As far as is known, no copy of the original Gesta survives. A printed edition was published in 1619 by French historian André Duchesne, but the manuscript he used, which is now lost, was incomplete – both the beginning and the end of the work were missing. The surviving text, which starts and finishes mid-sentence, covers the period from 1047 to 1068, though it starts with retrospective material concerning affairs in England after Cnut’s death (1035). Orderic Vitalis says the work originally finished in 1071, and makes the enigmatic remark that William of Poitiers had intended to continue it up to his subject’s death (1087), but was prevented from doing so by “unfavourable circumstances”.[*]

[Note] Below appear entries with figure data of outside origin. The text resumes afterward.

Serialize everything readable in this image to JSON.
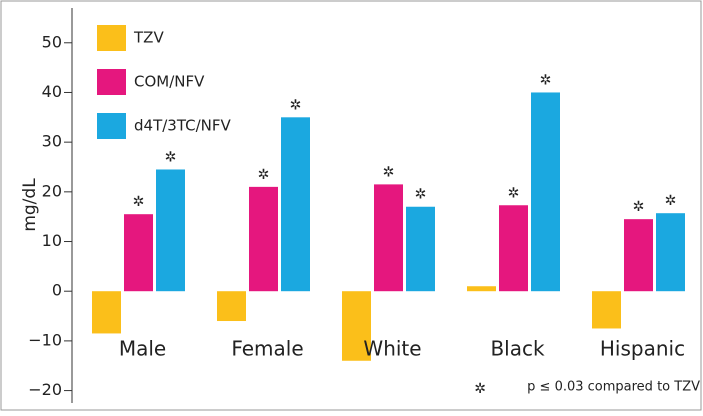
{
  "chart_data": {
    "type": "bar",
    "ylabel": "mg/dL",
    "categories": [
      "Male",
      "Female",
      "White",
      "Black",
      "Hispanic"
    ],
    "series": [
      {
        "name": "TZV",
        "color": "#fbbf1a",
        "values": [
          -8.5,
          -6,
          -14,
          1,
          -7.5
        ]
      },
      {
        "name": "COM/NFV",
        "color": "#e5177e",
        "values": [
          15.5,
          21,
          21.5,
          17.3,
          14.5
        ]
      },
      {
        "name": "d4T/3TC/NFV",
        "color": "#1ba8e0",
        "values": [
          24.5,
          35,
          17,
          40,
          15.7
        ]
      }
    ],
    "ylim": [
      -22.5,
      57
    ],
    "yticks": [
      {
        "value": -20,
        "label": "−20"
      },
      {
        "value": -10,
        "label": "−10"
      },
      0,
      10,
      20,
      30,
      40,
      50
    ],
    "significance_marker": "✲",
    "footnote": "p ≤ 0.03 compared to TZV",
    "legend": "upper left"
  }
}
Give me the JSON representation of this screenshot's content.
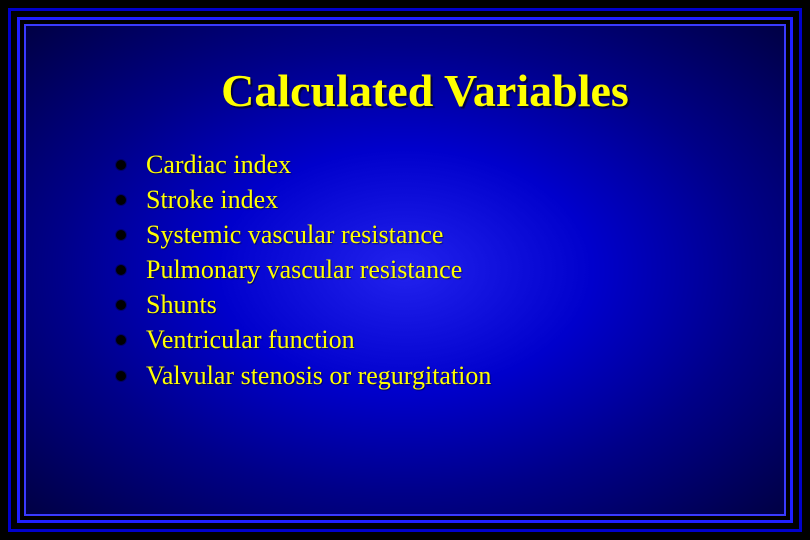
{
  "slide": {
    "title": "Calculated Variables",
    "title_color": "#ffff00",
    "title_fontsize": 46,
    "bullet_color": "#ffff00",
    "bullet_fontsize": 26,
    "bullet_marker_color": "#000000",
    "background_gradient": [
      "#2222ee",
      "#0000cc",
      "#000088",
      "#000044"
    ],
    "border_colors": [
      "#0000cc",
      "#2020ff",
      "#3a3aff"
    ],
    "bullets": [
      "Cardiac index",
      "Stroke index",
      "Systemic vascular resistance",
      "Pulmonary vascular resistance",
      " Shunts",
      "Ventricular function",
      "Valvular stenosis or regurgitation"
    ]
  }
}
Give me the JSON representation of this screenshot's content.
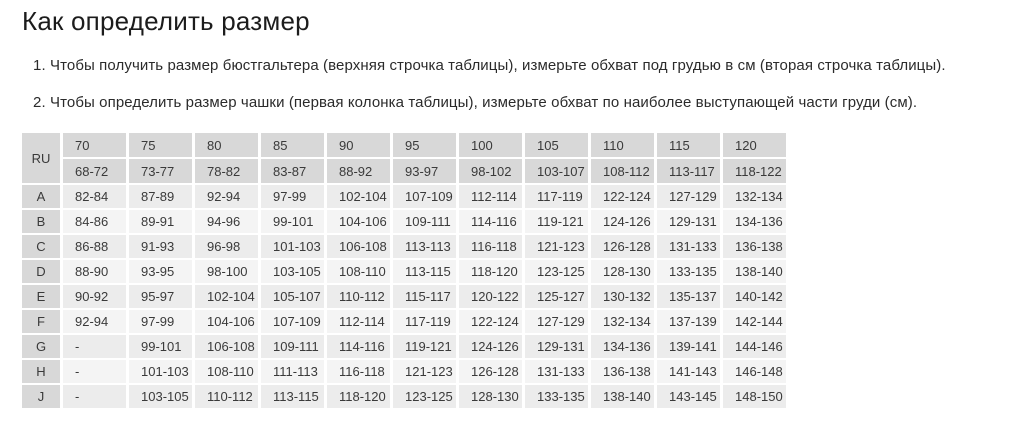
{
  "page": {
    "title": "Как определить размер"
  },
  "instructions": {
    "item1": "1. Чтобы получить размер бюстгальтера (верхняя строчка таблицы), измерьте обхват под грудью в см (вторая строчка таблицы).",
    "item2": "2. Чтобы определить размер чашки (первая колонка таблицы), измерьте обхват по наиболее выступающей части груди (см)."
  },
  "table": {
    "corner_label": "RU",
    "band_sizes": [
      "70",
      "75",
      "80",
      "85",
      "90",
      "95",
      "100",
      "105",
      "110",
      "115",
      "120"
    ],
    "underbust_ranges": [
      "68-72",
      "73-77",
      "78-82",
      "83-87",
      "88-92",
      "93-97",
      "98-102",
      "103-107",
      "108-112",
      "113-117",
      "118-122"
    ],
    "rows": [
      {
        "cup": "A",
        "values": [
          "82-84",
          "87-89",
          "92-94",
          "97-99",
          "102-104",
          "107-109",
          "112-114",
          "117-119",
          "122-124",
          "127-129",
          "132-134"
        ]
      },
      {
        "cup": "B",
        "values": [
          "84-86",
          "89-91",
          "94-96",
          "99-101",
          "104-106",
          "109-111",
          "114-116",
          "119-121",
          "124-126",
          "129-131",
          "134-136"
        ]
      },
      {
        "cup": "C",
        "values": [
          "86-88",
          "91-93",
          "96-98",
          "101-103",
          "106-108",
          "113-113",
          "116-118",
          "121-123",
          "126-128",
          "131-133",
          "136-138"
        ]
      },
      {
        "cup": "D",
        "values": [
          "88-90",
          "93-95",
          "98-100",
          "103-105",
          "108-110",
          "113-115",
          "118-120",
          "123-125",
          "128-130",
          "133-135",
          "138-140"
        ]
      },
      {
        "cup": "E",
        "values": [
          "90-92",
          "95-97",
          "102-104",
          "105-107",
          "110-112",
          "115-117",
          "120-122",
          "125-127",
          "130-132",
          "135-137",
          "140-142"
        ]
      },
      {
        "cup": "F",
        "values": [
          "92-94",
          "97-99",
          "104-106",
          "107-109",
          "112-114",
          "117-119",
          "122-124",
          "127-129",
          "132-134",
          "137-139",
          "142-144"
        ]
      },
      {
        "cup": "G",
        "values": [
          "-",
          "99-101",
          "106-108",
          "109-111",
          "114-116",
          "119-121",
          "124-126",
          "129-131",
          "134-136",
          "139-141",
          "144-146"
        ]
      },
      {
        "cup": "H",
        "values": [
          "-",
          "101-103",
          "108-110",
          "111-113",
          "116-118",
          "121-123",
          "126-128",
          "131-133",
          "136-138",
          "141-143",
          "146-148"
        ]
      },
      {
        "cup": "J",
        "values": [
          "-",
          "103-105",
          "110-112",
          "113-115",
          "118-120",
          "123-125",
          "128-130",
          "133-135",
          "138-140",
          "143-145",
          "148-150"
        ]
      }
    ],
    "colors": {
      "header_bg": "#d8d8d8",
      "row_odd_bg": "#ececec",
      "row_even_bg": "#f4f4f4",
      "text": "#3a3a3a"
    }
  }
}
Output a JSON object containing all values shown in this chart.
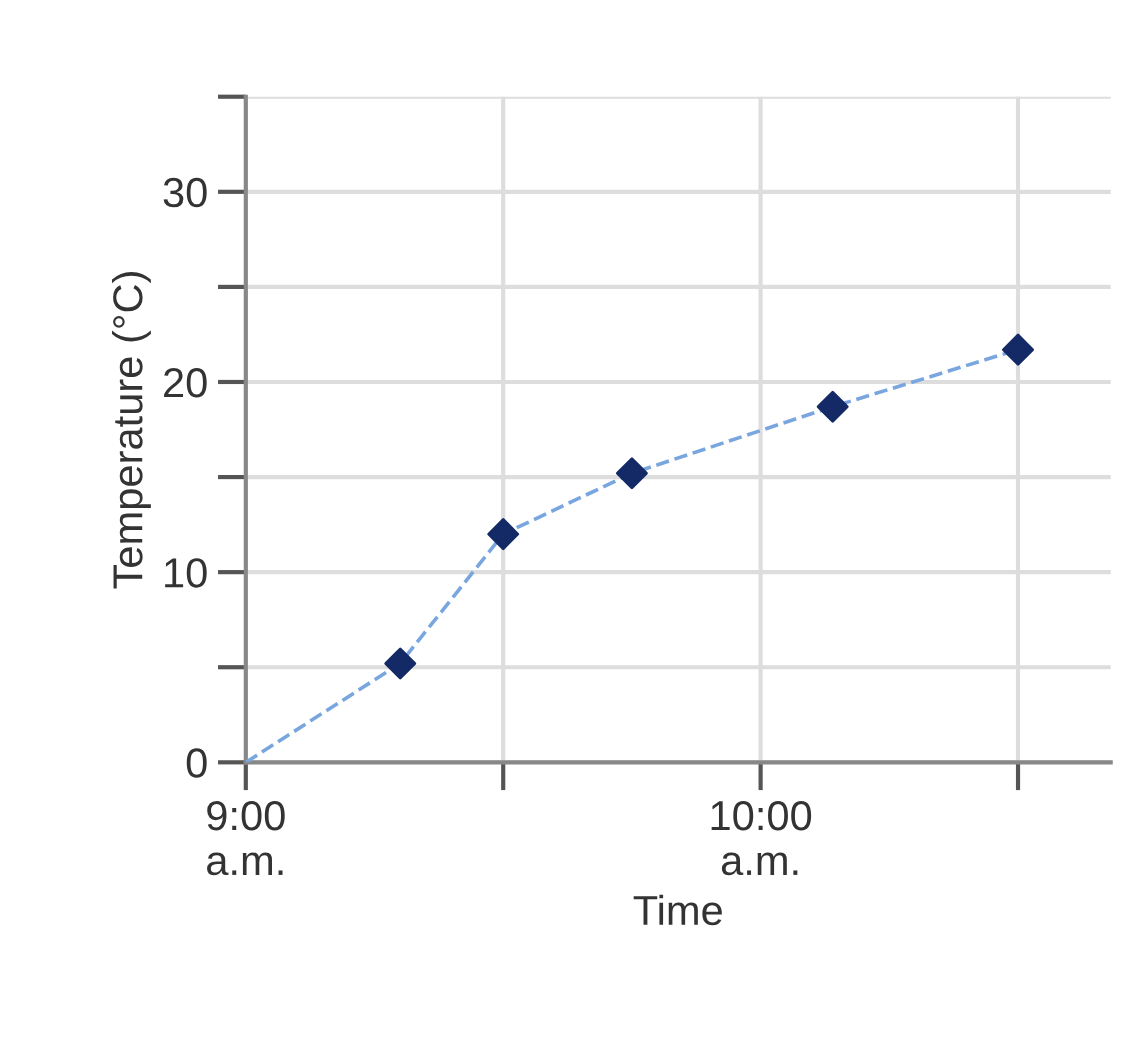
{
  "chart_data": {
    "type": "line",
    "xlabel": "Time",
    "ylabel": "Temperature (°C)",
    "series": [
      {
        "color": "#7aa6e0",
        "line_style": "dashed",
        "marker": "none",
        "x": [
          9,
          9.3,
          9.5,
          9.75,
          10.14,
          10.5
        ],
        "values": [
          0,
          5.2,
          12.0,
          15.2,
          18.7,
          21.7
        ]
      },
      {
        "type": "scatter",
        "color": "#142a66",
        "marker": "diamond",
        "x": [
          9.3,
          9.5,
          9.75,
          10.14,
          10.5
        ],
        "values": [
          5.2,
          12.0,
          15.2,
          18.7,
          21.7
        ]
      }
    ],
    "xlim": [
      9,
      10.68
    ],
    "xticks": [
      {
        "value": 9,
        "label": "9:00\na.m."
      },
      {
        "value": 9.5,
        "label": null
      },
      {
        "value": 10,
        "label": "10:00\na.m."
      },
      {
        "value": 10.5,
        "label": null
      }
    ],
    "ylim": [
      0,
      35
    ],
    "yticks": [
      0,
      {
        "value": 5,
        "label": null
      },
      10,
      {
        "value": 15,
        "label": null
      },
      20,
      {
        "value": 25,
        "label": null
      },
      30,
      {
        "value": 35,
        "label": null
      }
    ],
    "grid": true
  }
}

The Gesta Guillelmi Ducis Normannorum et Regis Anglorum is, in effect, a panegyric to William the Conqueror, but, despite this, it is an extremely important source of material relating to the Norman Conquest. In The Norman Conquest of England: Sources and Documents (1984), R. Allen Brown writes:

Within the panegyric there is a wealth of facts and details, some judiciously selected from other sources, not least William of Jumièges, but most derived from personal knowledge and personal contacts, compiled and intelligently put together by a man uniquely qualified as both clerk and knight, closely connected with the court and, indeed, for years part of it. One may add that William of Poitiers must have known his hero from their joint youth up, and stress that as both former knight and former chaplain of the duke he is able to bring us closer to the heart of Normandy in the mid-eleventh century than any other writer of that age or later.
Chapter 1 (p.17)
Orderic Vitalis Historia Ecclesiastica (Ecclesiastical History): Book III (ii, 158); Book IV (ii, 217–218).
(Volume, page) of Augustus Le Prevost’s five volume edition of the Historia Ecclesiastica (1838–1855).
In the Gesta Normannorum Ducum (Deeds of the Dukes of the Normans), evidently completed in early-1070, William of Jumièges adapted an earlier work, by Dudo of St Quentin, for the reigns of the first three dukes (the period 911–996): “I offer the rest, partly related by many persons trustworthy on account equally of their age and their experience, and partly based on the most assured evidence of what I have witnessed myself, from my own store.” (Dedicatory Letter, to William the Conqueror, the seventh duke).
Gesta Normannorum Ducum, edition/translation Vol. 1 (1992) by Elizabeth M.C. Van Houts.